Papers of John Adams, volume 11

From Francis Dana, 1 February 1781 Dana, Francis JA From Francis Dana, 1 February 1781 Dana, Francis Adams, John
From Francis Dana
Paris Feby. 1st. 1781 Hotel Valois, Rue Richelieu My dear Sir

The enclosed letters of our Friend, of the 12th. and 14th. of last Month, the Resolution of Congress of the 12th.1 together with the journals of Congress for Septr. and Octr. and a number of News-97papers down to the 19th. Decr. came to hand yesterday eveng. These, all together, wou'd make a large budget to no good purpose, I have cut out of the papers, every peice of intelligence of which, I imagine, you are not fully informed, and shall send them on, as also the Journals. No person cou'd receive a more sincere satisfaction, than I do, in having an opportunity to forward to you, a Resolution of Congress which reflects so much honor upon you as the distinguished Servant of our Country. I have long been a Witness that it is not unmerited. I wish, to make the matter more certain in my mind, you wou'd inform me of the subject of your letter on which this honourable testimony is grounded, and also of the two papers received in the duplicate.2 A short hint will suffice. I am fearful you are not furnished with a proper key to your cyphers: if that shou'd be the case, I will endeavour to procure one, you know where.3 Mr. Searle and I dined yesterday with the Abbés; they all desire their sincere regards to you, as does Mr. Adinet4 who has just left me. I wrote you yesterday to communicate some news brought from Martinique, &c. Please to inform Messrs. Ingraham and Sigourney, that the Amsterdam Capt. Magee and the Rambler, Capt. Lovett, from Gottenbourgh, are safe arrived: the first at Boston, in 44 days, who carried in with him a prize ship ladened with provisions and dry goods—the last at Beverly in 48. days.5 I think they were concerned in these vessels. Pray let me know when the Commodore will probably sail. I am, dear Sir, with the greatest respect and esteem, your much obliged Friend and obedient humble Servant


P.S. I find no mention in the American Papers of the victory which the British tell us, from a Charlestown Gazette of the 27th. Novr.; Tarleton had gained over Genl. Sumpter—'Tis possible it may be true, but not probable.6

RC (Adams Papers).


For James Lovell's letters of 12 and 14 Dec. 1780, his first as a member of the Committee for Foreign Affairs, and Congress' resolution of 12 Dec. 1780, see Lovell's letters of 2 and 6 Jan., and references there, both above.
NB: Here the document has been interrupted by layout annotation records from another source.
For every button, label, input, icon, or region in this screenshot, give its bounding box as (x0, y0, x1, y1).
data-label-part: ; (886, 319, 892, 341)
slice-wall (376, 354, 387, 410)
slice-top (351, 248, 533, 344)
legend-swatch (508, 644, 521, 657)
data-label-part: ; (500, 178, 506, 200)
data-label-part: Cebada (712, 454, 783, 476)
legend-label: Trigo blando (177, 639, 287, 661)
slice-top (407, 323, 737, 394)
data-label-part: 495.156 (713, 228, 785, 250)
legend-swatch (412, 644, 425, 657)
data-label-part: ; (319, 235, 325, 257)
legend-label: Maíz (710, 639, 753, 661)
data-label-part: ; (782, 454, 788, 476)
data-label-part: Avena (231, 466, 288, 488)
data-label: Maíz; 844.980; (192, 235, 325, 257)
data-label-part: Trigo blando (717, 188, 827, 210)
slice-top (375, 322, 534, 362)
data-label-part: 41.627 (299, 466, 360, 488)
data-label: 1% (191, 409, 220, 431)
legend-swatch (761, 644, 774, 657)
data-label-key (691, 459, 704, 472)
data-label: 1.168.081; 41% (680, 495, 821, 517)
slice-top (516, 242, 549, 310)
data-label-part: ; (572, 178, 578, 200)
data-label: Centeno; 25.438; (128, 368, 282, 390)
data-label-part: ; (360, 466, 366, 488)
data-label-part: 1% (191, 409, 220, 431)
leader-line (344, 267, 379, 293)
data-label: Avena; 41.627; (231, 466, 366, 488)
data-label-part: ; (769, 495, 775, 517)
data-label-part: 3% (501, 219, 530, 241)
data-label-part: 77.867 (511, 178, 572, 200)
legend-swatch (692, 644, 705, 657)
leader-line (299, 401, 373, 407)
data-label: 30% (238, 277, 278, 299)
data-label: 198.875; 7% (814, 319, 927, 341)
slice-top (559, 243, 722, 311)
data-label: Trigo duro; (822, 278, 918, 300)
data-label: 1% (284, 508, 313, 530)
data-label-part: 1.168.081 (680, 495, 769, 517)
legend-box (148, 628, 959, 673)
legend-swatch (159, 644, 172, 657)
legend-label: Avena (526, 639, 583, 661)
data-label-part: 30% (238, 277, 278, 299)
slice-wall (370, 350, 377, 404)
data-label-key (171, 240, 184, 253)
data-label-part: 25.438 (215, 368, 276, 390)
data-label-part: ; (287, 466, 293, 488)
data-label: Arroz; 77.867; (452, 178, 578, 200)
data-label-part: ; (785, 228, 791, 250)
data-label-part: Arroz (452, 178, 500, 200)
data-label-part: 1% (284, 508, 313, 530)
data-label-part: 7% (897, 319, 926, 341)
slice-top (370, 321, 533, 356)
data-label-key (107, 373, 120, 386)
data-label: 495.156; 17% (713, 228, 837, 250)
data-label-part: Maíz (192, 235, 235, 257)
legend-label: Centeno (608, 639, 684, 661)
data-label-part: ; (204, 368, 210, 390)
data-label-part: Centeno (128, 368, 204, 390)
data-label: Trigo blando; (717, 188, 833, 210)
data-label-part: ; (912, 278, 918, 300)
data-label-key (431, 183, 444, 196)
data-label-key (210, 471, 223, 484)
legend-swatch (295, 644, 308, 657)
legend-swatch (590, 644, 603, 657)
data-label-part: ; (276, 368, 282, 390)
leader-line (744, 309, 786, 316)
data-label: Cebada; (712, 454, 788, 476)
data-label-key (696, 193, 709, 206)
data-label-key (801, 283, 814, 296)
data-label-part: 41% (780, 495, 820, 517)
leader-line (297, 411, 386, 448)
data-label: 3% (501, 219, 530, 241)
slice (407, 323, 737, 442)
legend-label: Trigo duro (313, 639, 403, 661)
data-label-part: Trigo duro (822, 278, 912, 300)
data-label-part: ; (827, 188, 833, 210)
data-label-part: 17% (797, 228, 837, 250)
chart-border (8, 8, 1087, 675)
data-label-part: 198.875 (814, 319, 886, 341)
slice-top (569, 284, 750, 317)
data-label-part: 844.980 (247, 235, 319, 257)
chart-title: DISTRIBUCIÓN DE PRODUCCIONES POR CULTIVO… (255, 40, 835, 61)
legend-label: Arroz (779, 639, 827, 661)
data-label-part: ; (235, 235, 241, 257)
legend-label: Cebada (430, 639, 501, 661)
See JA's letter of 26 June 1780 to the president of Congress (vol. 9:477–479).


Dana refers to the cipher Lovell used to encrypt parts of his letter of 14 December. The source for a “proper key” was probably Benjamin Franklin. For Lovell's cipher and the difficulties that JA had in using it, see vol. 9:271–272; Adams Family Correspondence , 4:393–399.


For Addenet, who had served JA as a translator, see vol. 9:411–412.


The Massachusetts privateers Amsterdam, Capt. James Magee, and Rambler, Capt. Benjamin Lovett, reached their respective ports on 14 Nov. 1780 (Independent Chronicle, 16 Nov. 1780; Allen, Mass. Privateers , p. 74, 248).


For a report on the battle at Blackstock Plantation, S.C., on 20 Nov., see Thomas Digges' letter of 9 Jan. , calendared above.